With this ruling and the recent refusal of service to Sarah Sanders, I feel that we're moving backwards. I'm black. My wife is white. What's to stop a restaurant from saying "Sorry. We don't serve interracial couples." What's to stop a store from saying "You blacks are nothing but trouble. I'm not selling you that gun."

This is not good. Not good at all. Even if I disagree with somebody's lifestyle choices, religion, political views, etc. I still feel that their rights should not be compromised.

At the end of the day who cares though?

Is it wrong and stupid and the person saying all that a racist fuck? sure

But look on the flip side, we are in the world of social media, leave them a bad review and let the people crucify them by not going to those places to do their shopping. This is how a democracy works. Smart people will survive in business, racist pricks will not.

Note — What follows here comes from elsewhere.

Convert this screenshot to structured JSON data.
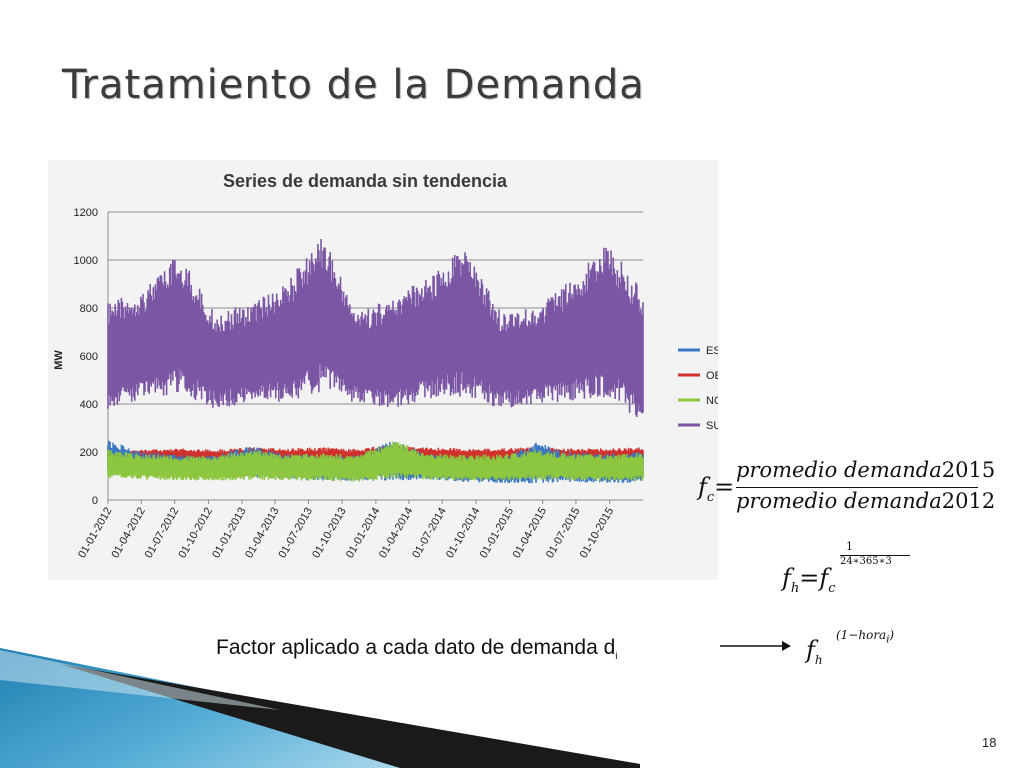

I know it still doesn't make it right, but I would rather see the person for who they are and give my money to a person who is accepting of others.

Same goes for this cake shop. I don't get why we still debating it a month later lol. There is 100s of cake shops, just go to another. Leave this one a bad review and watch it's business decline with time.

 

 

Mr_No said:
Even if I don't agree with the ruling, the business has the right to do what they want, even if it is due to religious reasons. The caveats of a free market.

However, as in any capitalist system, people need to vote with their wallets and not support this kind of behavior. They're masking their unwillingness and bigotry by religious reasons, and with that I disagree.

I see where you guys are coming from with this, and it might work in today's day and age, I'm just wondering, how would you deal with it if people started discriminating for other religious reasons? Say for example, that an atheist decides not to serve Christians because he believes that religion is evil. I imagine you'd advocate for the same "vote with your wallet" approach or "leave a bad review" approach. Free market approaches, I get it. But with Christianity on the decline, and non-religious people making up 30% of the nation and growing, one day Christians could be a minority. Lets say this atheist exists in a future America where Christians are as common as Jews and Muslims are now. Non-religious people are the vast majority, and it's as common to look down upon it as it is to look down on gays now. If the atheist shop owner defines his religious stance as promoting non-religion, he could claim under this court decision that he should be able to discriminate against Christians for religious freedom reasons. Is that fair for the Christian? Shouldn't he be able to participate equally in society regardless of his religious views? You might say yes, but in this future, there probably wouldn't be much of an outcry, and the atheist would still get plenty of business because most people in this future aren't Christian, don't care, and many even look down on Christians. A free market solution will never come.

And don't try to answer this with "oh that'll never happen" because a) you don't know that and b) it's just a hypothetical to illustrate my point that the free market isn't always going to care enough to solve the problem. A fair democracy doesn't rely on the free market to enforce fairness, it lets everyone participate in society equally (unless someone violates someone else's rights, like a murderer, who then doesn't get to participate and is instead jailed).